Last Sunday we kicked off a short series on the Great Commission called Discipleship. This Sunday I began teaching the adult Sunday School class a curriculum that I wrote called "To be a Hebrew" on Hebraic roots in the New Testament. We're looking at the Blood Covenant of the Old Testament, the Tabernacle, and the Feasts of Israel. I don't know if anyone else is as excited about it as me, but it should be a lot of fun.

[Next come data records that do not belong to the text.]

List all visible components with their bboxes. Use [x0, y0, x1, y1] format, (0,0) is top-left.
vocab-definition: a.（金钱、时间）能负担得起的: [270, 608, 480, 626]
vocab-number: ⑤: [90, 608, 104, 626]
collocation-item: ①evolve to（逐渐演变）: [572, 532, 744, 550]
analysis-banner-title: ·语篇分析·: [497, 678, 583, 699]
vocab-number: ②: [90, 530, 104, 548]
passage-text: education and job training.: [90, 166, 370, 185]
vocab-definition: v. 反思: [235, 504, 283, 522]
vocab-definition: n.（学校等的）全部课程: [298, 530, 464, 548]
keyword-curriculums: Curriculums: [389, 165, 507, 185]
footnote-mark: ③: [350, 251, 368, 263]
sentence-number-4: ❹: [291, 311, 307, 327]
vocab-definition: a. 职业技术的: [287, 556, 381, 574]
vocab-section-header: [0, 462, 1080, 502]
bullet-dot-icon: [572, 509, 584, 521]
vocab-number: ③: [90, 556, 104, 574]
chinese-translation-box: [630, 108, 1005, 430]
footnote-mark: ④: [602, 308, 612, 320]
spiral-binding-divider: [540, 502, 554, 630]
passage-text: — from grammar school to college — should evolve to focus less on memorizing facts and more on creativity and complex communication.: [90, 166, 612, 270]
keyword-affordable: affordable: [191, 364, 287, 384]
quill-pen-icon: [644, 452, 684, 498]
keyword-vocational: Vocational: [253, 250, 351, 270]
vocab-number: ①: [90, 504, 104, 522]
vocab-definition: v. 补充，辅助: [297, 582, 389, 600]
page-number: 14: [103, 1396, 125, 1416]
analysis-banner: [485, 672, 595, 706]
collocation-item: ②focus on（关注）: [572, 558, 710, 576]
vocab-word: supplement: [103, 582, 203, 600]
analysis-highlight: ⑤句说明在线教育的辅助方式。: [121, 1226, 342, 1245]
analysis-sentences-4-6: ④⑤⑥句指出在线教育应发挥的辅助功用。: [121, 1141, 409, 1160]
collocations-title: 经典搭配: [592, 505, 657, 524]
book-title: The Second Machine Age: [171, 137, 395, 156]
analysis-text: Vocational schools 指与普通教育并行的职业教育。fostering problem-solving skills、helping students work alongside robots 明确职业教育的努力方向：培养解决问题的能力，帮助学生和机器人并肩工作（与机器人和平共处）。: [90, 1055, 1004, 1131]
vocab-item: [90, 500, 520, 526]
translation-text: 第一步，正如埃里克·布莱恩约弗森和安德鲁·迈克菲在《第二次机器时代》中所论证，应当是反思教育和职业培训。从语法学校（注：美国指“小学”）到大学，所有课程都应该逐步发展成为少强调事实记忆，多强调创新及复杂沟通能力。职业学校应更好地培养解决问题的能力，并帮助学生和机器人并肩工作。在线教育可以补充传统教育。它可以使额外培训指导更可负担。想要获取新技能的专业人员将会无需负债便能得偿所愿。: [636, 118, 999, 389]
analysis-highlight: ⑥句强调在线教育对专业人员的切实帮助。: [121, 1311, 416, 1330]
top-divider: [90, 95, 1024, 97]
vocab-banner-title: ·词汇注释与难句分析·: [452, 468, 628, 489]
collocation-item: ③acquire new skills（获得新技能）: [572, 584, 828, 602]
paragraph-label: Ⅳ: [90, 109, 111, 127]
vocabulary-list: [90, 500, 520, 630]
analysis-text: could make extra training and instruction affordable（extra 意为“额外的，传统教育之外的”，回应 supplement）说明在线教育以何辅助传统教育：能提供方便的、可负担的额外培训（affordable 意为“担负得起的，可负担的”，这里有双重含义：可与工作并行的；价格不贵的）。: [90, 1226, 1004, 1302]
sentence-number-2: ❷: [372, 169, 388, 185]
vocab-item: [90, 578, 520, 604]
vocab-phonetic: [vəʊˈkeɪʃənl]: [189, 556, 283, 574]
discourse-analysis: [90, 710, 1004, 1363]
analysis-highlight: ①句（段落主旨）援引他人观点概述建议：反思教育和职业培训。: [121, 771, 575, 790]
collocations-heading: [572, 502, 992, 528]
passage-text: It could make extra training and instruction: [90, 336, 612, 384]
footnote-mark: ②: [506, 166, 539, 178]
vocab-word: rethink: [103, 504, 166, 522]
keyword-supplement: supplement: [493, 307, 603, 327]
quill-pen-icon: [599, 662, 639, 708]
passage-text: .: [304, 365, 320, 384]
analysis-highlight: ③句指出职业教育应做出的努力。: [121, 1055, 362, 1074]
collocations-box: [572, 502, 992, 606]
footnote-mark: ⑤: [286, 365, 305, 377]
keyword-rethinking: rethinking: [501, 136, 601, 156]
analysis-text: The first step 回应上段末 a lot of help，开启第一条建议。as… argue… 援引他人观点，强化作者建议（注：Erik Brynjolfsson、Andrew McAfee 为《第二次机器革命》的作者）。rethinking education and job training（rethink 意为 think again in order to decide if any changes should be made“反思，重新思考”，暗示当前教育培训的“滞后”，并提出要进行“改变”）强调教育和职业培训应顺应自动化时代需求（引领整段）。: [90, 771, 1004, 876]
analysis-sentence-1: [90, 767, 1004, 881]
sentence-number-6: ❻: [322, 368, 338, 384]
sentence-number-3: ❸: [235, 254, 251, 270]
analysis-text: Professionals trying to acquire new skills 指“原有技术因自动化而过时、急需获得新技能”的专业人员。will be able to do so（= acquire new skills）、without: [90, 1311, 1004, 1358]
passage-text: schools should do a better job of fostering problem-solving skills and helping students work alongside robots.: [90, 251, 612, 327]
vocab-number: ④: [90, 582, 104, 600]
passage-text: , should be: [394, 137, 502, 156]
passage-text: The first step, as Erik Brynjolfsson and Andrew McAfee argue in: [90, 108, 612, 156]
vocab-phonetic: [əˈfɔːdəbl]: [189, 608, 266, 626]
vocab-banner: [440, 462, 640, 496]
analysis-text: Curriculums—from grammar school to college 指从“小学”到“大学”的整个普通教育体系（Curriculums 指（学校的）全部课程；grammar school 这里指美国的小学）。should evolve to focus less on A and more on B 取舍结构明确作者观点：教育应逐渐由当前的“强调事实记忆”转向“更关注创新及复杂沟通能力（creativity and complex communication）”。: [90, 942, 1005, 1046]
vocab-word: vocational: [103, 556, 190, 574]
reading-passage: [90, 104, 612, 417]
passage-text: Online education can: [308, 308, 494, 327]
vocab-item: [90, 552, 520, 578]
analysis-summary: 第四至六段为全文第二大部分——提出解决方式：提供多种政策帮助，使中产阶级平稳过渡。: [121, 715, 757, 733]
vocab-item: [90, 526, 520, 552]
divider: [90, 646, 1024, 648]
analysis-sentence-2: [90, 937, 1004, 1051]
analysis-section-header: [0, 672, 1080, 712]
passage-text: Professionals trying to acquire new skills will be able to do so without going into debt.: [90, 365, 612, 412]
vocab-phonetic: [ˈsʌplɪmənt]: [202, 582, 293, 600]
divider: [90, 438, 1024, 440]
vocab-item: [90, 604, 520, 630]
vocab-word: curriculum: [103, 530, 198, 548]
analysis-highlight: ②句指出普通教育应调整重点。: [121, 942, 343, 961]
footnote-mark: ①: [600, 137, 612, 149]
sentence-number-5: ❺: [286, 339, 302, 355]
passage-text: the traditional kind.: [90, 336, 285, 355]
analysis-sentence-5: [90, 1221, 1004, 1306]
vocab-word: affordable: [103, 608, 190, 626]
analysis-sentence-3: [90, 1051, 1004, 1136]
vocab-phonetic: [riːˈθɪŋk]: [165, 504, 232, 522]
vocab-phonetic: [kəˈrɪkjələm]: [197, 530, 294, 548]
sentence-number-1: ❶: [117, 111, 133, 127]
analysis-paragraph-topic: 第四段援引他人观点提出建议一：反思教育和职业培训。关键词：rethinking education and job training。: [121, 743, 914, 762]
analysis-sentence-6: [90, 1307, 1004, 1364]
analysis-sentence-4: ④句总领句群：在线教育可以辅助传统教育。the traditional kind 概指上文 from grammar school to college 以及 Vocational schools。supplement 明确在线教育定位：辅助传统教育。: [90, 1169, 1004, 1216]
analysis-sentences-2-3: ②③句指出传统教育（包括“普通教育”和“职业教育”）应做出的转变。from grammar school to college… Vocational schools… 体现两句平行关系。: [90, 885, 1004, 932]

Things you can be praying for:
- Shell and three other SEND Missionary wives will be attending a Ladies Retreat in Soldotna, AK next weekend with Arctic Barnabas. Pray for their safety, and encouragement there.
- Pray for me because I'll have all three kids to myself from Thursday to Sunday. My goal is to have as many at the end as I started with. 
- Pray for the SEND Missionaries (Brad and Madeline Fox, Martin and Silke Hornfischer, Josh and Theresa Kaufield) as they struggle with their homes in this long cold snap. Also pray that they would have clarity to know where and how to best serve the community and make relationships with people.
- Pray for warmer weather. I think my church would hurt me if I didn't ask you to pray for this.
- YoungLife volunteers will be traveling this coming weekend to attend the YL All Staff Meeting. Pray that God gives them encouragement and a fresh vision for reaching native Alaskan teens with the Gospel.
- Bible Church Youth Group will be starting back this Tuesday. Pray that we can continue to develop relationships with students, and model Godly love and wisdom to them.

Saturday, January 7, 2012

Boiling water at 50 Below

Got some curious questions about boiling water and 50 below temperatures. So I though this might help. You are supposed to throw it out a second story window and it won't hit the ground, but all our windows are froze shut. So without further adieu...BOILING WATER AT 50 BELOW!!!

Thursday, January 5, 2012

You know you're in Bush Alaska when...

You know you’re in Bush Alaska when…
  1. You do not find anything strange about the statement, “It warmed up to -31 today.”
  2. A half gallon of liquid bleach from the local store costs more than a movie ticket in the city.
  3. You understand what it means to “torch” your engine block so that your truck will start.
  4. You’ve been depressed because you want a snack, have looked in the pantry, not seen anything you wanted, and realized that it is EVERYTHING you have for the rest of the year.
  5. You know what happens when you throw boiling water in the air when it is -50.
  6. You regularly eat food that is past its “sell-by” date.
  7. A night out on the town consists of eating a snickers bar down by the river.
  8. The “riff-raff” at the local “mall” will not mug you, but might eat you. 
  9. You’ve tried to find something for $1.72 so that you qualify for free shipping on Amazon.
  10. Your physical address is made up, and sending something General Delivery will actually get to you.
  11. Your village posts announcements on the radio station like “The City of Galena asks all residents to conserve any room they have left in their sewage tanks. The truck is still broken down and may not be operational at all this week.” And “To all Galena citizens and businesses, the city is asking you to hold your trash until further notice because of the trash truck failure in the cold weather. 
  12. Your family in the lower 48 Google's directions from their house to yours and Google says "You cannot get there from here." 
  13. You love Jesus and the people that live here so much that you choose to deal with the above mentioned things so that God can be glorified, and people can meet Jesus.
Thanks for the faithful love and prayer you have given us over the past year.